Luca Sterchele’s response to this question is “first and foremost, the prison service”. Governance in prison, he says, is based on the “carrot and stick” logic. The law defines the eligibility criteria for certain rights such as activities, employment or sentence adjustments, but how they are applied also depends on unofficial assessments, leaving the staff with significant room to manoeuvre.
An incarcerated person who is considered “reliable” and respects the implicit codes of the facility will be in a better position to be given flexibility or special arrangements. These unwritten codes may include, for example, not challenging a decision in public or even speaking to staff in a manner deemed respectful, polite or pleasant.
Consequently, the people with financial, social or cultural resources navigate this environment more easily. Dragos, who was previously imprisoned in Hungary and is now President of the Liga Detinutilor, an organisation that supports incarcerated people, notes: “Your personality really helps you get by”.
This can range from spending a few more minutes with your loved ones or in the shower, to getting staff to “look the other way” about cannabis consumption or avoiding an incident report. The sympathy or, in contrast, the hostility of a staff member towards an incarcerated person can play a deciding role in the application of sanctions or access to rights.
Nevertheless, even the incarcerated people perceived as “reliable” or “influential” cannot escape institutional power. “How would it benefit them to claim they’re in command?” asks Damien Rameau. “Whatever happens, if the surveillance officer decides not to open the cell door, he does not open it. Incarcerated people would even lose on two fronts: concerning life in detention and in penal terms”.
For a considerable number of incarcerated people, the tacit rules of docility, for example, can represent an obstacle to accessing their basic rights. John McGhee, who was previously imprisoned in Scotland, says, “I had to fight every day to get what I was entitled to […] I remember one day when I made a request for visitation time to see my family. They drove two and a half hours to Edinburgh only to be denied entry. A guard had thrown away the form because of a disagreement three weeks earlier”. When the application of the law depends on the goodwill of staff, it becomes something to be negotiated or earned.

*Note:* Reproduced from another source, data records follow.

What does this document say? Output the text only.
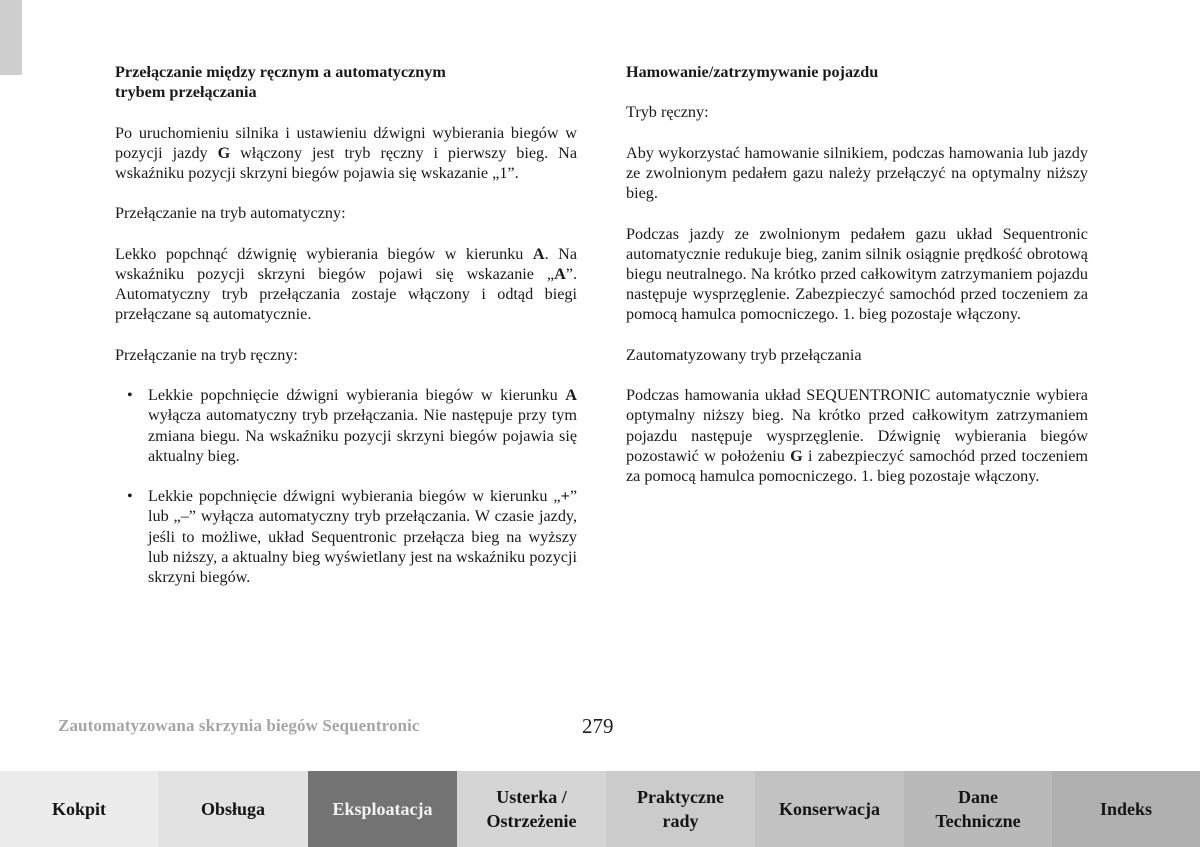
Przełączanie między ręcznym a automatycznym
trybem przełączania

Po uruchomieniu silnika i ustawieniu dźwigni wybierania biegów w pozycji jazdy G włączony jest tryb ręczny i pierwszy bieg. Na wskaźniku pozycji skrzyni biegów pojawia się wskazanie „1”.

Przełączanie na tryb automatyczny:

Lekko popchnąć dźwignię wybierania biegów w kierunku A. Na wskaźniku pozycji skrzyni biegów pojawi się wskazanie „A”. Automatyczny tryb przełączania zostaje włączony i odtąd biegi przełączane są automatycznie.

Przełączanie na tryb ręczny:

• Lekkie popchnięcie dźwigni wybierania biegów w kierunku A wyłącza automatyczny tryb przełączania. Nie następuje przy tym zmiana biegu. Na wskaźniku pozycji skrzyni biegów pojawia się aktualny bieg.
• Lekkie popchnięcie dźwigni wybierania biegów w kierunku „+” lub „–” wyłącza automatyczny tryb przełączania. W czasie jazdy, jeśli to możliwe, układ Sequentronic przełącza bieg na wyższy lub niższy, a aktualny bieg wyświetlany jest na wskaźniku pozycji skrzyni biegów.
Hamowanie/zatrzymywanie pojazdu

Tryb ręczny:

Aby wykorzystać hamowanie silnikiem, podczas hamowania lub jazdy ze zwolnionym pedałem gazu należy przełączyć na optymalny niższy bieg.

Podczas jazdy ze zwolnionym pedałem gazu układ Sequentronic automatycznie redukuje bieg, zanim silnik osiągnie prędkość obrotową biegu neutralnego. Na krótko przed całkowitym zatrzymaniem pojazdu następuje wysprzęglenie. Zabezpieczyć samochód przed toczeniem za pomocą hamulca pomocniczego. 1. bieg pozostaje włączony.

Zautomatyzowany tryb przełączania

Podczas hamowania układ SEQUENTRONIC automatycznie wybiera optymalny niższy bieg. Na krótko przed całkowitym zatrzymaniem pojazdu następuje wysprzęglenie. Dźwignię wybierania biegów pozostawić w położeniu G i zabezpieczyć samochód przed toczeniem za pomocą hamulca pomocniczego. 1. bieg pozostaje włączony.

Zautomatyzowana skrzynia biegów Sequentronic	279
Kokpit	Obsługa	Eksploatacja
Usterka /
Ostrzeżenie
Praktyczne
rady
Konserwacja
Dane
Techniczne
Indeks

“This informal code opens and closes pathways to rights depending on an incarcerated person’s ability to adhere to it”, points out Luca Sterchele. “And when the application of a right is dependent on other rules or behaviours, it is no longer a right but a privilege”.

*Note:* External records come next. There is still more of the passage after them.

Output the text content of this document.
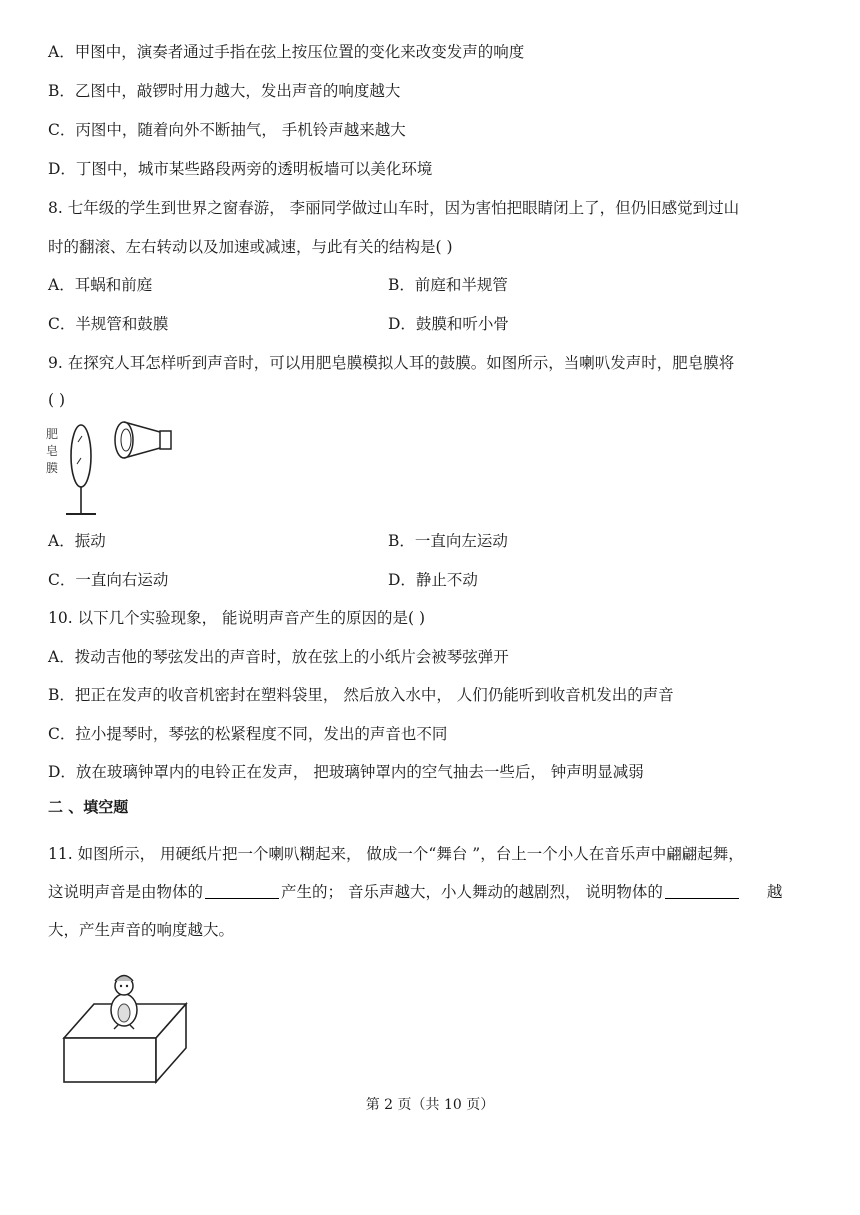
A．甲图中，演奏者通过手指在弦上按压位置的变化来改变发声的响度
B．乙图中，敲锣时用力越大，发出声音的响度越大
C．丙图中，随着向外不断抽气， 手机铃声越来越大
D．丁图中，城市某些路段两旁的透明板墙可以美化环境
8. 七年级的学生到世界之窗春游， 李丽同学做过山车时，因为害怕把眼睛闭上了，但仍旧感觉到过山
时的翻滚、左右转动以及加速或减速，与此有关的结构是( )
A．耳蜗和前庭	B．前庭和半规管
C．半规管和鼓膜	D．鼓膜和听小骨
9. 在探究人耳怎样听到声音时，可以用肥皂膜模拟人耳的鼓膜。如图所示，当喇叭发声时，肥皂膜将
( )
肥
皂
膜
A．振动	B．一直向左运动
C．一直向右运动	D．静止不动
10. 以下几个实验现象， 能说明声音产生的原因的是( )
A．拨动吉他的琴弦发出的声音时，放在弦上的小纸片会被琴弦弹开
B．把正在发声的收音机密封在塑料袋里， 然后放入水中， 人们仍能听到收音机发出的声音
C．拉小提琴时，琴弦的松紧程度不同，发出的声音也不同
D．放在玻璃钟罩内的电铃正在发声， 把玻璃钟罩内的空气抽去一些后， 钟声明显减弱
二 、填空题
11. 如图所示， 用硬纸片把一个喇叭糊起来， 做成一个“舞台 ”，台上一个小人在音乐声中翩翩起舞，
这说明声音是由物体的	产生的； 音乐声越大，小人舞动的越剧烈， 说明物体的	越
大，产生声音的响度越大。
第 2 页（共 10 页）
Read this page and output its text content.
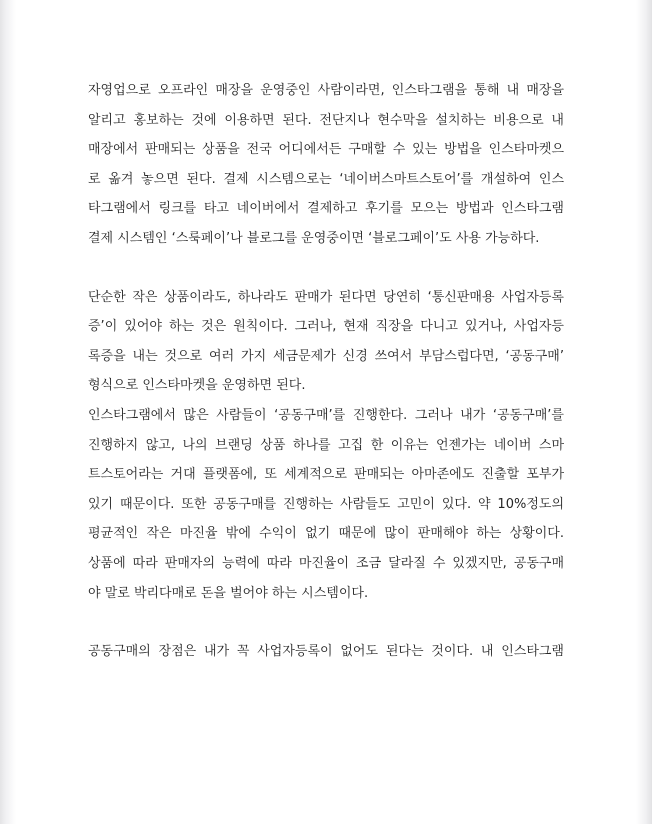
자영업으로 오프라인 매장을 운영중인 사람이라면, 인스타그램을 통해 내 매장을
알리고 홍보하는 것에 이용하면 된다. 전단지나 현수막을 설치하는 비용으로 내
매장에서 판매되는 상품을 전국 어디에서든 구매할 수 있는 방법을 인스타마켓으
로 옮겨 놓으면 된다. 결제 시스템으로는 ‘네이버스마트스토어’를 개설하여 인스
타그램에서 링크를 타고 네이버에서 결제하고 후기를 모으는 방법과 인스타그램
결제 시스템인 ‘스룩페이’나 블로그를 운영중이면 ‘블로그페이’도 사용 가능하다.
단순한 작은 상품이라도, 하나라도 판매가 된다면 당연히 ‘통신판매용 사업자등록
증’이 있어야 하는 것은 원칙이다. 그러나, 현재 직장을 다니고 있거나, 사업자등
록증을 내는 것으로 여러 가지 세금문제가 신경 쓰여서 부담스럽다면, ‘공동구매’
형식으로 인스타마켓을 운영하면 된다.
인스타그램에서 많은 사람들이 ‘공동구매’를 진행한다. 그러나 내가 ‘공동구매’를
진행하지 않고, 나의 브랜딩 상품 하나를 고집 한 이유는 언젠가는 네이버 스마
트스토어라는 거대 플랫폼에, 또 세계적으로 판매되는 아마존에도 진출할 포부가
있기 때문이다. 또한 공동구매를 진행하는 사람들도 고민이 있다. 약 10%정도의
평균적인 작은 마진율 밖에 수익이 없기 때문에 많이 판매해야 하는 상황이다.
상품에 따라 판매자의 능력에 따라 마진율이 조금 달라질 수 있겠지만, 공동구매
야 말로 박리다매로 돈을 벌어야 하는 시스템이다.
공동구매의 장점은 내가 꼭 사업자등록이 없어도 된다는 것이다. 내 인스타그램
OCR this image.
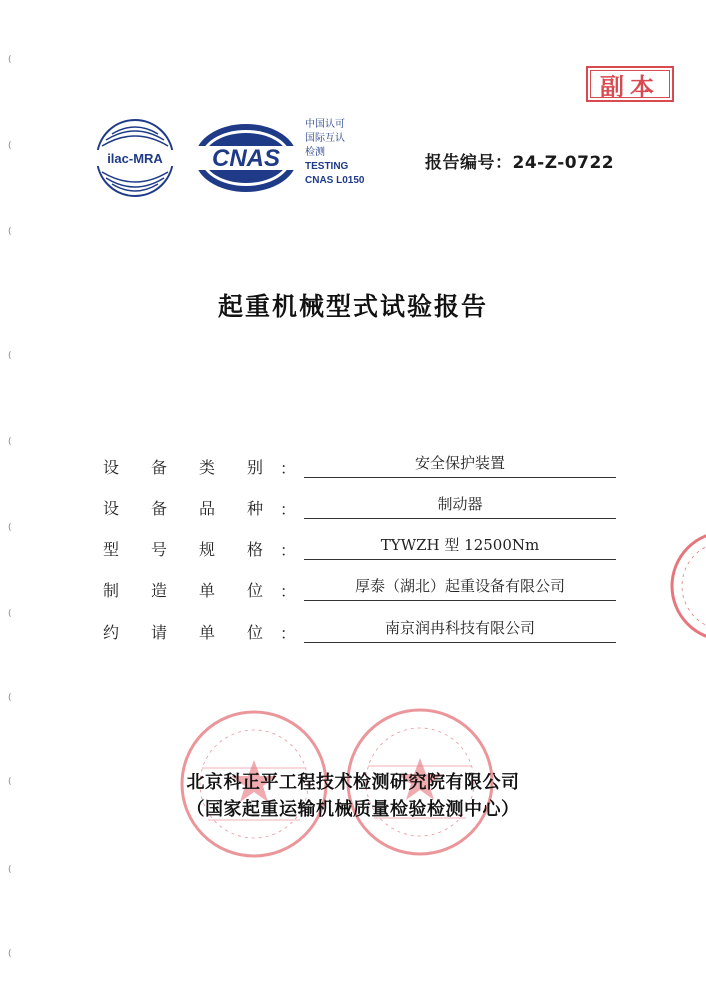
(
(
(
(
(
(
(
(
(
(
(
副本
ilac-MRA CNAS
中国认可
国际互认
检测
TESTING
CNAS L0150
报告编号：24-Z-0722
起重机械型式试验报告
设 备 类 别 ：	安全保护装置
设 备 品 种 ：	制动器
型 号 规 格 ：	TYWZH 型 12500Nm
制 造 单 位 ：	厚泰（湖北）起重设备有限公司
约 请 单 位 ：	南京润冉科技有限公司
北京科正平工程技术检测研究院有限公司
（国家起重运输机械质量检验检测中心）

These informal standards are not neutral: they also reflect the perceptions and prejudices of the prison staff. Luca Sterchele describes a process of racial discrimination in Italian prisons, in which certain incarcerated people are perceived by the prison staff as automatically suspicious. “There is a very widespread image of the incarcerated North African who is supposedly a cunning pretender, always faking pain to curry favour. This perception affects their access to care, as each request is eyed with suspicion and may even be rejected for this reason”. He adds: “These practices are normalised, seen as ‘the way things work’, which makes them exceedingly difficult to challenge”. In addition, the means of recourse are difficult for imprisoned people to access and rarely come to a successful conclusion.